Richmond, Virginia-based Hardywood Park Craft Brewery announced plans to build a 2d brewery in West Creek office park located in Goochland County, various local papers reported, including Richmond BizSense and Richmond Times Dispatch.  The new brewery, set to be completed by Spring 2017, will be 60,000 sq-ft, have initial annual capacity of more than 40,000 bbls, employ additional 56 people, and include a taproom, beer garden, orchard and amphitheater, president and co-founder Eric McKay detailed.  Hardywood reportedly looked at as many as 150 different locations and visited 12 (including in Raleigh-Durham area, NC) before settling on Goochland.  In the end, Va offered “a package of $1.15 million in incentives” and Goochland county “committed up to $1 million in matching incentives in tax credits” over next 10 yrs to ensure that Hardywood would pick Va for its new facility, reported Richmond Times-Dispatch.  “I don’t think we could’ve done it otherwise,” Eric told Richmond BizSense.  “In return,” Hardywood expects to invest $28 mil over next 5 yrs in new facility and spend approx $1.4 mil on 300,000 pounds of state-grown farm ingredients. 

Hardywood started in 2011 and has gone through a series of capacity expansions to quickly become one of Va’s larger craft brewers among approx 120 total in-state; Hardywood grew 86% to 8,000 bbls in 2014, according to Brewers Assn. This yr it’s on pace to produce “about 15,000 barrels,” and is “rapidly nearing capacity” at original Richmond brewery, noted Times-Dispatch.

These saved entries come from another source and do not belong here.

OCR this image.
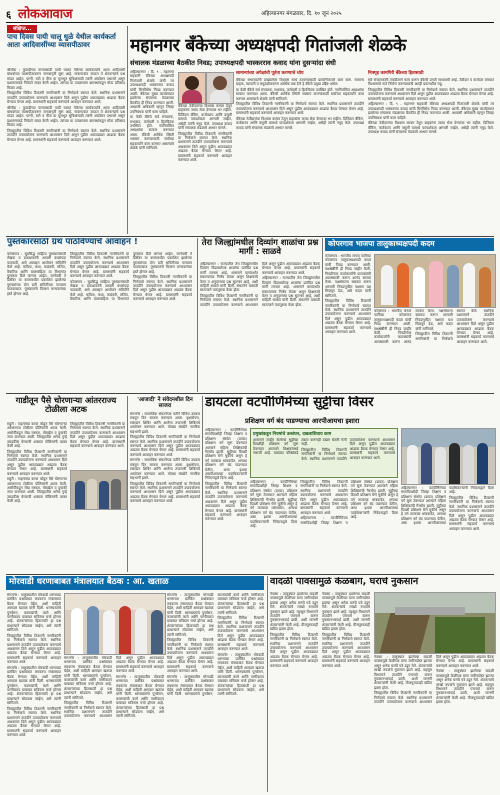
६ लोकआवाज	अहिल्यानगर मंगळवार, दि. १० जून २०२५
संक्षिप्त...
पाच दिवस पायी चालू धुळे येथील कार्यकर्ता आता आदिवासींच्या व्यासपीठावर

श्रीगोंदा : कुकडीच्या पाण्यासाठी पायी चालत गेलेल्या कार्यकर्त्याचे आता आदिवासी बांधवांच्या व्यासपीठावरून जनजागृती सुरू आहे. गावागावांत जाऊन ते शेतकऱ्यांचे प्रश्न मांडत आहेत. पाणी, रस्ते व वीज या मूलभूत सुविधांसाठी त्यांनी आंदोलन उभारले असून प्रशासनाकडे निवेदने सादर केली आहेत. त्यांच्या या उपक्रमाला ग्रामस्थांकडून मोठा प्रतिसाद मिळत आहे.

जिल्ह्यातील विविध ठिकाणी नागरिकांनी या निर्णयाचे स्वागत केले. स्थानिक प्रशासनाने तातडीने उपाययोजना करण्याचे आश्वासन दिले असून पुढील आठवड्यात आढावा बैठक घेण्यात येणार आहे. ग्रामस्थांनी सहकार्य करण्याचे आवाहन करण्यात आले.

श्रीगोंदा : कुकडीच्या पाण्यासाठी पायी चालत गेलेल्या कार्यकर्त्याचे आता आदिवासी बांधवांच्या व्यासपीठावरून जनजागृती सुरू आहे. गावागावांत जाऊन ते शेतकऱ्यांचे प्रश्न मांडत आहेत. पाणी, रस्ते व वीज या मूलभूत सुविधांसाठी त्यांनी आंदोलन उभारले असून प्रशासनाकडे निवेदने सादर केली आहेत. त्यांच्या या उपक्रमाला ग्रामस्थांकडून मोठा प्रतिसाद मिळत आहे.

जिल्ह्यातील विविध ठिकाणी नागरिकांनी या निर्णयाचे स्वागत केले. स्थानिक प्रशासनाने तातडीने उपाययोजना करण्याचे आश्वासन दिले असून पुढील आठवड्यात आढावा बैठक घेण्यात येणार आहे. ग्रामस्थांनी सहकार्य करण्याचे आवाहन करण्यात आले.

महानगर बँकेच्या अध्यक्षपदी गितांजली शेळके
संचालक मंडळाच्या बैठकीत निवड; उपाध्यक्षपदी भास्करराव कवाद यांना दुसऱ्यांदा संधी

अहिल्यानगर : दि. ९ - महानगर सहकारी बँकेच्या अध्यक्षपदी गितांजली शेळके यांची तर उपाध्यक्षपदी भास्करराव कवाद यांची बिनविरोध निवड करण्यात आली. बँकेच्या मुख्य कार्यालयात झालेल्या संचालक मंडळाच्या बैठकीत ही निवड करण्यात आली. अध्यासी अधिकारी म्हणून जिल्हा उपनिबंधक यांनी काम पाहिले.

या वेळी बँकेचे सर्व संचालक, सभासद, कर्मचारी व हितचिंतक उपस्थित होते. नवनिर्वाचित अध्यक्षांचा सत्कार करण्यात आला. बँकेची आर्थिक स्थिती भक्कम करण्यासाठी सर्वांच्या सहकार्याने काम करणार असल्याचे शेळके यांनी सांगितले.

बँकेच्या ठेवीदारांचा विश्वास कायम ठेवून ग्राहकांना जलद सेवा देण्यावर भर राहील. डिजिटल बँकिंग, कर्जवाटप आणि वसुली यामध्ये पारदर्शकता आणली जाईल, असेही त्यांनी नमूद केले. उपाध्यक्ष कवाद यांनी संचालक मंडळाचे आभार मानले.

जिल्ह्यातील विविध ठिकाणी नागरिकांनी या निर्णयाचे स्वागत केले. स्थानिक प्रशासनाने तातडीने उपाययोजना करण्याचे आश्वासन दिले असून पुढील आठवड्यात आढावा बैठक घेण्यात येणार आहे. ग्रामस्थांनी सहकार्य करण्याचे आवाहन करण्यात आले.

सामान्यांच्या अपेक्षांची पूर्तता करण्याचे ध्येय

बँकेच्या सभासदांनी दाखवलेला विश्वास सार्थ ठरवण्यासाठी प्रामाणिकपणे काम करू. सामान्य ग्राहक, व्यापारी व लघुउद्योजकांना आर्थिक बळ देणे हे बँकेचे प्रमुख उद्दिष्ट असेल.

या वेळी बँकेचे सर्व संचालक, सभासद, कर्मचारी व हितचिंतक उपस्थित होते. नवनिर्वाचित अध्यक्षांचा सत्कार करण्यात आला. बँकेची आर्थिक स्थिती भक्कम करण्यासाठी सर्वांच्या सहकार्याने काम करणार असल्याचे शेळके यांनी सांगितले.

जिल्ह्यातील विविध ठिकाणी नागरिकांनी या निर्णयाचे स्वागत केले. स्थानिक प्रशासनाने तातडीने उपाययोजना करण्याचे आश्वासन दिले असून पुढील आठवड्यात आढावा बैठक घेण्यात येणार आहे. ग्रामस्थांनी सहकार्य करण्याचे आवाहन करण्यात आले.

बँकेच्या ठेवीदारांचा विश्वास कायम ठेवून ग्राहकांना जलद सेवा देण्यावर भर राहील. डिजिटल बँकिंग, कर्जवाटप आणि वसुली यामध्ये पारदर्शकता आणली जाईल, असेही त्यांनी नमूद केले. उपाध्यक्ष कवाद यांनी संचालक मंडळाचे आभार मानले.

निःस्पृह कामगिरी बँकेच्या हितासाठी

सर्व संचालकांनी एकदिलाने काम करून बँकेची प्रगती साधायची आहे. ठेवीदार व कर्जदार यांच्यात विश्वासाचे नाते निर्माण करण्यासाठी आम्ही प्रयत्नशील राहू.

जिल्ह्यातील विविध ठिकाणी नागरिकांनी या निर्णयाचे स्वागत केले. स्थानिक प्रशासनाने तातडीने उपाययोजना करण्याचे आश्वासन दिले असून पुढील आठवड्यात आढावा बैठक घेण्यात येणार आहे. ग्रामस्थांनी सहकार्य करण्याचे आवाहन करण्यात आले.

अहिल्यानगर : दि. ९ - महानगर सहकारी बँकेच्या अध्यक्षपदी गितांजली शेळके यांची तर उपाध्यक्षपदी भास्करराव कवाद यांची बिनविरोध निवड करण्यात आली. बँकेच्या मुख्य कार्यालयात झालेल्या संचालक मंडळाच्या बैठकीत ही निवड करण्यात आली. अध्यासी अधिकारी म्हणून जिल्हा उपनिबंधक यांनी काम पाहिले.

बँकेच्या ठेवीदारांचा विश्वास कायम ठेवून ग्राहकांना जलद सेवा देण्यावर भर राहील. डिजिटल बँकिंग, कर्जवाटप आणि वसुली यामध्ये पारदर्शकता आणली जाईल, असेही त्यांनी नमूद केले. उपाध्यक्ष कवाद यांनी संचालक मंडळाचे आभार मानले.

पुस्तकारसाठी ग्रंथ पाठविण्याचे आवाहन !

कोपरगाव : सुप्रसिद्ध साहित्य पुरस्कारांसाठी लेखक व प्रकाशकांनी आपली ग्रंथसंपदा पाठवावी, असे आवाहन आयोजन समितीने केले आहे. कविता, कथा, कादंबरी, ललित, वैचारिक आणि बालसाहित्य या विभागांत पुरस्कार दिले जाणार आहेत. जानेवारी ते डिसेंबर या कालावधीत प्रकाशित झालेल्या पुस्तकांच्या दोन प्रती समितीच्या पत्त्यावर पाठवाव्यात. पुरस्कारांचे वितरण मान्यवरांच्या हस्ते होणार आहे.

जिल्ह्यातील विविध ठिकाणी नागरिकांनी या निर्णयाचे स्वागत केले. स्थानिक प्रशासनाने तातडीने उपाययोजना करण्याचे आश्वासन दिले असून पुढील आठवड्यात आढावा बैठक घेण्यात येणार आहे. ग्रामस्थांनी सहकार्य करण्याचे आवाहन करण्यात आले.

कोपरगाव : सुप्रसिद्ध साहित्य पुरस्कारांसाठी लेखक व प्रकाशकांनी आपली ग्रंथसंपदा पाठवावी, असे आवाहन आयोजन समितीने केले आहे. कविता, कथा, कादंबरी, ललित, वैचारिक आणि बालसाहित्य या विभागांत पुरस्कार दिले जाणार आहेत. जानेवारी ते डिसेंबर या कालावधीत प्रकाशित झालेल्या पुस्तकांच्या दोन प्रती समितीच्या पत्त्यावर पाठवाव्यात. पुरस्कारांचे वितरण मान्यवरांच्या हस्ते होणार आहे.

जिल्ह्यातील विविध ठिकाणी नागरिकांनी या निर्णयाचे स्वागत केले. स्थानिक प्रशासनाने तातडीने उपाययोजना करण्याचे आश्वासन दिले असून पुढील आठवड्यात आढावा बैठक घेण्यात येणार आहे. ग्रामस्थांनी सहकार्य करण्याचे आवाहन करण्यात आले.

तेरा जिल्ह्यांमधील दिव्यांग शाळांचा प्रश्न मार्गी : साळवे

अहिल्यानगर : राज्यातील तेरा जिल्ह्यांमधील दिव्यांग विद्यार्थ्यांच्या शाळांचा प्रलंबित प्रश्न मार्गी लागला आहे. शासनाने यासंदर्भात सकारात्मक निर्णय घेतला असून शिक्षकांचे वेतन व अनुदानाचा प्रश्न सुटणार आहे, अशी माहिती साळवे यांनी दिली. संघटनेने यासाठी सातत्याने पाठपुरावा केला होता.

जिल्ह्यातील विविध ठिकाणी नागरिकांनी या निर्णयाचे स्वागत केले. स्थानिक प्रशासनाने तातडीने उपाययोजना करण्याचे आश्वासन दिले असून पुढील आठवड्यात आढावा बैठक घेण्यात येणार आहे. ग्रामस्थांनी सहकार्य करण्याचे आवाहन करण्यात आले.

अहिल्यानगर : राज्यातील तेरा जिल्ह्यांमधील दिव्यांग विद्यार्थ्यांच्या शाळांचा प्रलंबित प्रश्न मार्गी लागला आहे. शासनाने यासंदर्भात सकारात्मक निर्णय घेतला असून शिक्षकांचे वेतन व अनुदानाचा प्रश्न सुटणार आहे, अशी माहिती साळवे यांनी दिली. संघटनेने यासाठी सातत्याने पाठपुरावा केला होता.

कोपरगाव भाजपा तालुकाध्यक्षपदी कदम

कोपरगाव : भारतीय जनता पार्टीच्या कोपरगाव तालुकाध्यक्षपदी कदम यांची निवड करण्यात आली. पक्षश्रेष्ठींनी ही निवड जाहीर केली. निवडीनंतर कार्यकर्त्यांनी फटाक्यांची आतषबाजी करून आनंद साजरा केला. पक्षसंघटना बळकट करून आगामी निवडणुकीत पक्षाला यश मिळवून देऊ, असे कदम यांनी सांगितले.

जिल्ह्यातील विविध ठिकाणी नागरिकांनी या निर्णयाचे स्वागत केले. स्थानिक प्रशासनाने तातडीने उपाययोजना करण्याचे आश्वासन दिले असून पुढील आठवड्यात आढावा बैठक घेण्यात येणार आहे. ग्रामस्थांनी सहकार्य करण्याचे आवाहन करण्यात आले.

कोपरगाव : भारतीय जनता पार्टीच्या कोपरगाव तालुकाध्यक्षपदी कदम यांची निवड करण्यात आली. पक्षश्रेष्ठींनी ही निवड जाहीर केली. निवडीनंतर कार्यकर्त्यांनी फटाक्यांची आतषबाजी करून आनंद साजरा केला. पक्षसंघटना बळकट करून आगामी निवडणुकीत पक्षाला यश मिळवून देऊ, असे कदम यांनी सांगितले.

जिल्ह्यातील विविध ठिकाणी नागरिकांनी या निर्णयाचे स्वागत केले. स्थानिक प्रशासनाने तातडीने उपाययोजना करण्याचे आश्वासन दिले असून पुढील आठवड्यात आढावा बैठक घेण्यात येणार आहे. ग्रामस्थांनी सहकार्य करण्याचे आवाहन करण्यात आले.

गाडीतून पैसे चोरणाऱ्या आंतरराज्य टोळीला अटक

राहुरी : वाहनांच्या काचा फोडून पैसे चोरणाऱ्या आंतरराज्य टोळीला पोलिसांनी अटक केली. आरोपींकडून रोख रक्कम, मोबाईल व दुचाकी जप्त करण्यात आली. जिल्ह्यातील अनेक गुन्हे उघडकीस येण्याची शक्यता पोलिसांनी व्यक्त केली आहे.

जिल्ह्यातील विविध ठिकाणी नागरिकांनी या निर्णयाचे स्वागत केले. स्थानिक प्रशासनाने तातडीने उपाययोजना करण्याचे आश्वासन दिले असून पुढील आठवड्यात आढावा बैठक घेण्यात येणार आहे. ग्रामस्थांनी सहकार्य करण्याचे आवाहन करण्यात आले.

राहुरी : वाहनांच्या काचा फोडून पैसे चोरणाऱ्या आंतरराज्य टोळीला पोलिसांनी अटक केली. आरोपींकडून रोख रक्कम, मोबाईल व दुचाकी जप्त करण्यात आली. जिल्ह्यातील अनेक गुन्हे उघडकीस येण्याची शक्यता पोलिसांनी व्यक्त केली आहे.

जिल्ह्यातील विविध ठिकाणी नागरिकांनी या निर्णयाचे स्वागत केले. स्थानिक प्रशासनाने तातडीने उपाययोजना करण्याचे आश्वासन दिले असून पुढील आठवड्यात आढावा बैठक घेण्यात येणार आहे. ग्रामस्थांनी सहकार्य करण्याचे आवाहन करण्यात आले.

'आजादी' ने संवेदनशील दिन साजरा

संगमनेर : सामाजिक संघटनेच्या वतीने विविध उपक्रम राबवून दिन साजरा करण्यात आला. वृक्षारोपण, रक्तदान शिबिर आणि आरोग्य तपासणी शिबिराचे आयोजन करण्यात आले. मोठ्या संख्येने नागरिक सहभागी झाले.

जिल्ह्यातील विविध ठिकाणी नागरिकांनी या निर्णयाचे स्वागत केले. स्थानिक प्रशासनाने तातडीने उपाययोजना करण्याचे आश्वासन दिले असून पुढील आठवड्यात आढावा बैठक घेण्यात येणार आहे. ग्रामस्थांनी सहकार्य करण्याचे आवाहन करण्यात आले.

संगमनेर : सामाजिक संघटनेच्या वतीने विविध उपक्रम राबवून दिन साजरा करण्यात आला. वृक्षारोपण, रक्तदान शिबिर आणि आरोग्य तपासणी शिबिराचे आयोजन करण्यात आले. मोठ्या संख्येने नागरिक सहभागी झाले.

जिल्ह्यातील विविध ठिकाणी नागरिकांनी या निर्णयाचे स्वागत केले. स्थानिक प्रशासनाने तातडीने उपाययोजना करण्याचे आश्वासन दिले असून पुढील आठवड्यात आढावा बैठक घेण्यात येणार आहे. ग्रामस्थांनी सहकार्य करण्याचे आवाहन करण्यात आले.

डायटला वटपौर्णिमेच्या सुट्टीचा विसर
प्रशिक्षण वर्ग बंद पाडण्याचा आरपीआयचा इशारा

अहिल्यानगर : वटपौर्णिमेच्या सणादिवशीही जिल्हा शिक्षण व प्रशिक्षण संस्थेत (डायट) प्रशिक्षण वर्ग सुरू ठेवण्यात आल्याने महिला शिक्षिकांची गैरसोय झाली. सुट्टीच्या दिवशी प्रशिक्षण घेणे चुकीचे असून हे वर्ग तात्काळ थांबवावेत, अन्यथा प्रशिक्षण वर्ग बंद पाडण्यात येतील, असा इशारा आरपीआयच्या पदाधिकाऱ्यांनी निवेदनाद्वारे दिला आहे.

जिल्ह्यातील विविध ठिकाणी नागरिकांनी या निर्णयाचे स्वागत केले. स्थानिक प्रशासनाने तातडीने उपाययोजना करण्याचे आश्वासन दिले असून पुढील आठवड्यात आढावा बैठक घेण्यात येणार आहे. ग्रामस्थांनी सहकार्य करण्याचे आवाहन करण्यात आले.

प्रमुखांकडून नियमांचे उल्लंघन, दखलाशिवाय काम

शासनाने जाहीर केलेल्या सुट्टीच्या दिवशीही प्रशिक्षण वर्ग सुरू ठेवण्यात आल्याने शिक्षकांमध्ये नाराजी आहे. याबाबत वरिष्ठांकडे तक्रार करूनही दखल घेतली गेली नाही.

जिल्ह्यातील विविध ठिकाणी नागरिकांनी या निर्णयाचे स्वागत केले. स्थानिक प्रशासनाने तातडीने उपाययोजना करण्याचे आश्वासन दिले असून पुढील आठवड्यात आढावा बैठक घेण्यात येणार आहे. ग्रामस्थांनी सहकार्य करण्याचे आवाहन करण्यात आले.

अहिल्यानगर : वटपौर्णिमेच्या सणादिवशीही जिल्हा शिक्षण व प्रशिक्षण संस्थेत (डायट) प्रशिक्षण वर्ग सुरू ठेवण्यात आल्याने महिला शिक्षिकांची गैरसोय झाली. सुट्टीच्या दिवशी प्रशिक्षण घेणे चुकीचे असून हे वर्ग तात्काळ थांबवावेत, अन्यथा प्रशिक्षण वर्ग बंद पाडण्यात येतील, असा इशारा आरपीआयच्या पदाधिकाऱ्यांनी निवेदनाद्वारे दिला आहे.

जिल्ह्यातील विविध ठिकाणी नागरिकांनी या निर्णयाचे स्वागत केले. स्थानिक प्रशासनाने तातडीने उपाययोजना करण्याचे आश्वासन दिले असून पुढील आठवड्यात आढावा बैठक घेण्यात येणार आहे. ग्रामस्थांनी सहकार्य करण्याचे आवाहन करण्यात आले.

अहिल्यानगर : वटपौर्णिमेच्या सणादिवशीही जिल्हा शिक्षण व प्रशिक्षण संस्थेत (डायट) प्रशिक्षण वर्ग सुरू ठेवण्यात आल्याने महिला शिक्षिकांची गैरसोय झाली. सुट्टीच्या दिवशी प्रशिक्षण घेणे चुकीचे असून हे वर्ग तात्काळ थांबवावेत, अन्यथा प्रशिक्षण वर्ग बंद पाडण्यात येतील, असा इशारा आरपीआयच्या पदाधिकाऱ्यांनी निवेदनाद्वारे दिला आहे.

अहिल्यानगर : वटपौर्णिमेच्या सणादिवशीही जिल्हा शिक्षण व प्रशिक्षण संस्थेत (डायट) प्रशिक्षण वर्ग सुरू ठेवण्यात आल्याने महिला शिक्षिकांची गैरसोय झाली. सुट्टीच्या दिवशी प्रशिक्षण घेणे चुकीचे असून हे वर्ग तात्काळ थांबवावेत, अन्यथा प्रशिक्षण वर्ग बंद पाडण्यात येतील, असा इशारा आरपीआयच्या पदाधिकाऱ्यांनी निवेदनाद्वारे दिला आहे.

जिल्ह्यातील विविध ठिकाणी नागरिकांनी या निर्णयाचे स्वागत केले. स्थानिक प्रशासनाने तातडीने उपाययोजना करण्याचे आश्वासन दिले असून पुढील आठवड्यात आढावा बैठक घेण्यात येणार आहे. ग्रामस्थांनी सहकार्य करण्याचे आवाहन करण्यात आले.

मोरवाडी धरणाबाबत मंत्रालयात बैठक : आ. खताळ

संगमनेर : तालुक्यातील मोरवाडी धरणाच्या प्रलंबित प्रश्नांबाबत लवकरच मंत्रालयात बैठक घेण्यात येईल, अशी माहिती आमदार खताळ यांनी दिली. धरणग्रस्तांचे पुनर्वसन, कालव्यांची कामे आणि पाणीवाटप याबाबत सविस्तर चर्चा होणार आहे. शेतकऱ्यांच्या हितासाठी हा प्रश्न प्राधान्याने सोडवला जाईल, असे त्यांनी सांगितले.

जिल्ह्यातील विविध ठिकाणी नागरिकांनी या निर्णयाचे स्वागत केले. स्थानिक प्रशासनाने तातडीने उपाययोजना करण्याचे आश्वासन दिले असून पुढील आठवड्यात आढावा बैठक घेण्यात येणार आहे. ग्रामस्थांनी सहकार्य करण्याचे आवाहन करण्यात आले.

संगमनेर : तालुक्यातील मोरवाडी धरणाच्या प्रलंबित प्रश्नांबाबत लवकरच मंत्रालयात बैठक घेण्यात येईल, अशी माहिती आमदार खताळ यांनी दिली. धरणग्रस्तांचे पुनर्वसन, कालव्यांची कामे आणि पाणीवाटप याबाबत सविस्तर चर्चा होणार आहे. शेतकऱ्यांच्या हितासाठी हा प्रश्न प्राधान्याने सोडवला जाईल, असे त्यांनी सांगितले.

जिल्ह्यातील विविध ठिकाणी नागरिकांनी या निर्णयाचे स्वागत केले. स्थानिक प्रशासनाने तातडीने उपाययोजना करण्याचे आश्वासन दिले असून पुढील आठवड्यात आढावा बैठक घेण्यात येणार आहे. ग्रामस्थांनी सहकार्य करण्याचे आवाहन करण्यात आले.

संगमनेर : तालुक्यातील मोरवाडी धरणाच्या प्रलंबित प्रश्नांबाबत लवकरच मंत्रालयात बैठक घेण्यात येईल, अशी माहिती आमदार खताळ यांनी दिली. धरणग्रस्तांचे पुनर्वसन, कालव्यांची कामे आणि पाणीवाटप याबाबत सविस्तर चर्चा होणार आहे. शेतकऱ्यांच्या हितासाठी हा प्रश्न प्राधान्याने सोडवला जाईल, असे त्यांनी सांगितले.

जिल्ह्यातील विविध ठिकाणी नागरिकांनी या निर्णयाचे स्वागत केले. स्थानिक प्रशासनाने तातडीने उपाययोजना करण्याचे आश्वासन दिले असून पुढील आठवड्यात आढावा बैठक घेण्यात येणार आहे. ग्रामस्थांनी सहकार्य करण्याचे आवाहन करण्यात आले.

संगमनेर : तालुक्यातील मोरवाडी धरणाच्या प्रलंबित प्रश्नांबाबत लवकरच मंत्रालयात बैठक घेण्यात येईल, अशी माहिती आमदार खताळ यांनी दिली. धरणग्रस्तांचे पुनर्वसन, कालव्यांची कामे आणि पाणीवाटप याबाबत सविस्तर चर्चा होणार आहे. शेतकऱ्यांच्या हितासाठी हा प्रश्न प्राधान्याने सोडवला जाईल, असे त्यांनी सांगितले.

संगमनेर : तालुक्यातील मोरवाडी धरणाच्या प्रलंबित प्रश्नांबाबत लवकरच मंत्रालयात बैठक घेण्यात येईल, अशी माहिती आमदार खताळ यांनी दिली. धरणग्रस्तांचे पुनर्वसन, कालव्यांची कामे आणि पाणीवाटप याबाबत सविस्तर चर्चा होणार आहे. शेतकऱ्यांच्या हितासाठी हा प्रश्न प्राधान्याने सोडवला जाईल, असे त्यांनी सांगितले.

जिल्ह्यातील विविध ठिकाणी नागरिकांनी या निर्णयाचे स्वागत केले. स्थानिक प्रशासनाने तातडीने उपाययोजना करण्याचे आश्वासन दिले असून पुढील आठवड्यात आढावा बैठक घेण्यात येणार आहे. ग्रामस्थांनी सहकार्य करण्याचे आवाहन करण्यात आले.

संगमनेर : तालुक्यातील मोरवाडी धरणाच्या प्रलंबित प्रश्नांबाबत लवकरच मंत्रालयात बैठक घेण्यात येईल, अशी माहिती आमदार खताळ यांनी दिली. धरणग्रस्तांचे पुनर्वसन, कालव्यांची कामे आणि पाणीवाटप याबाबत सविस्तर चर्चा होणार आहे. शेतकऱ्यांच्या हितासाठी हा प्रश्न प्राधान्याने सोडवला जाईल, असे त्यांनी सांगितले.

जिल्ह्यातील विविध ठिकाणी नागरिकांनी या निर्णयाचे स्वागत केले. स्थानिक प्रशासनाने तातडीने उपाययोजना करण्याचे आश्वासन दिले असून पुढील आठवड्यात आढावा बैठक घेण्यात येणार आहे. ग्रामस्थांनी सहकार्य करण्याचे आवाहन करण्यात आले.

संगमनेर : तालुक्यातील मोरवाडी धरणाच्या प्रलंबित प्रश्नांबाबत लवकरच मंत्रालयात बैठक घेण्यात येईल, अशी माहिती आमदार खताळ यांनी दिली. धरणग्रस्तांचे पुनर्वसन, कालव्यांची कामे आणि पाणीवाटप याबाबत सविस्तर चर्चा होणार आहे. शेतकऱ्यांच्या हितासाठी हा प्रश्न प्राधान्याने सोडवला जाईल, असे त्यांनी सांगितले.

वादळी पावसामुळे केळबाग, घराचे नुकसान

नेवासा : तालुक्यात झालेल्या वादळी पावसामुळे केळीच्या बागा जमीनदोस्त झाल्या असून अनेक घरांचे पत्रे उडून गेले. शेतकऱ्यांचे लाखो रुपयांचे नुकसान झाले आहे. महसूल विभागाने तातडीने पंचनामे करून नुकसानभरपाई द्यावी, अशी मागणी शेतकऱ्यांनी केली आहे. वीजपुरवठाही खंडित झाला होता.

जिल्ह्यातील विविध ठिकाणी नागरिकांनी या निर्णयाचे स्वागत केले. स्थानिक प्रशासनाने तातडीने उपाययोजना करण्याचे आश्वासन दिले असून पुढील आठवड्यात आढावा बैठक घेण्यात येणार आहे. ग्रामस्थांनी सहकार्य करण्याचे आवाहन करण्यात आले.

नेवासा : तालुक्यात झालेल्या वादळी पावसामुळे केळीच्या बागा जमीनदोस्त झाल्या असून अनेक घरांचे पत्रे उडून गेले. शेतकऱ्यांचे लाखो रुपयांचे नुकसान झाले आहे. महसूल विभागाने तातडीने पंचनामे करून नुकसानभरपाई द्यावी, अशी मागणी शेतकऱ्यांनी केली आहे. वीजपुरवठाही खंडित झाला होता.

जिल्ह्यातील विविध ठिकाणी नागरिकांनी या निर्णयाचे स्वागत केले. स्थानिक प्रशासनाने तातडीने उपाययोजना करण्याचे आश्वासन दिले असून पुढील आठवड्यात आढावा बैठक घेण्यात येणार आहे. ग्रामस्थांनी सहकार्य करण्याचे आवाहन करण्यात आले.

नेवासा : तालुक्यात झालेल्या वादळी पावसामुळे केळीच्या बागा जमीनदोस्त झाल्या असून अनेक घरांचे पत्रे उडून गेले. शेतकऱ्यांचे लाखो रुपयांचे नुकसान झाले आहे. महसूल विभागाने तातडीने पंचनामे करून नुकसानभरपाई द्यावी, अशी मागणी शेतकऱ्यांनी केली आहे. वीजपुरवठाही खंडित झाला होता.

जिल्ह्यातील विविध ठिकाणी नागरिकांनी या निर्णयाचे स्वागत केले. स्थानिक प्रशासनाने तातडीने उपाययोजना करण्याचे आश्वासन दिले असून पुढील आठवड्यात आढावा बैठक घेण्यात येणार आहे. ग्रामस्थांनी सहकार्य करण्याचे आवाहन करण्यात आले.

नेवासा : तालुक्यात झालेल्या वादळी पावसामुळे केळीच्या बागा जमीनदोस्त झाल्या असून अनेक घरांचे पत्रे उडून गेले. शेतकऱ्यांचे लाखो रुपयांचे नुकसान झाले आहे. महसूल विभागाने तातडीने पंचनामे करून नुकसानभरपाई द्यावी, अशी मागणी शेतकऱ्यांनी केली आहे. वीजपुरवठाही खंडित झाला होता.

Co will likely reach 18K-bbl/yr capacity within the next year and a half, noted BizSense, so new facility is necessary for continued growth (Editor’s note: seems like they’ll be capacity constrained in 2016 with current construction timetable unless co also expands Richmond facility in meantime).  Once the new brewery is completed, Hardywood will gradually be able to expand distribution into nearby markets like “Maryland, the Carolinas, Georgia and Florida,” Eric noted.  Currently co distributes to Virginia, DC and parts of eastern PA.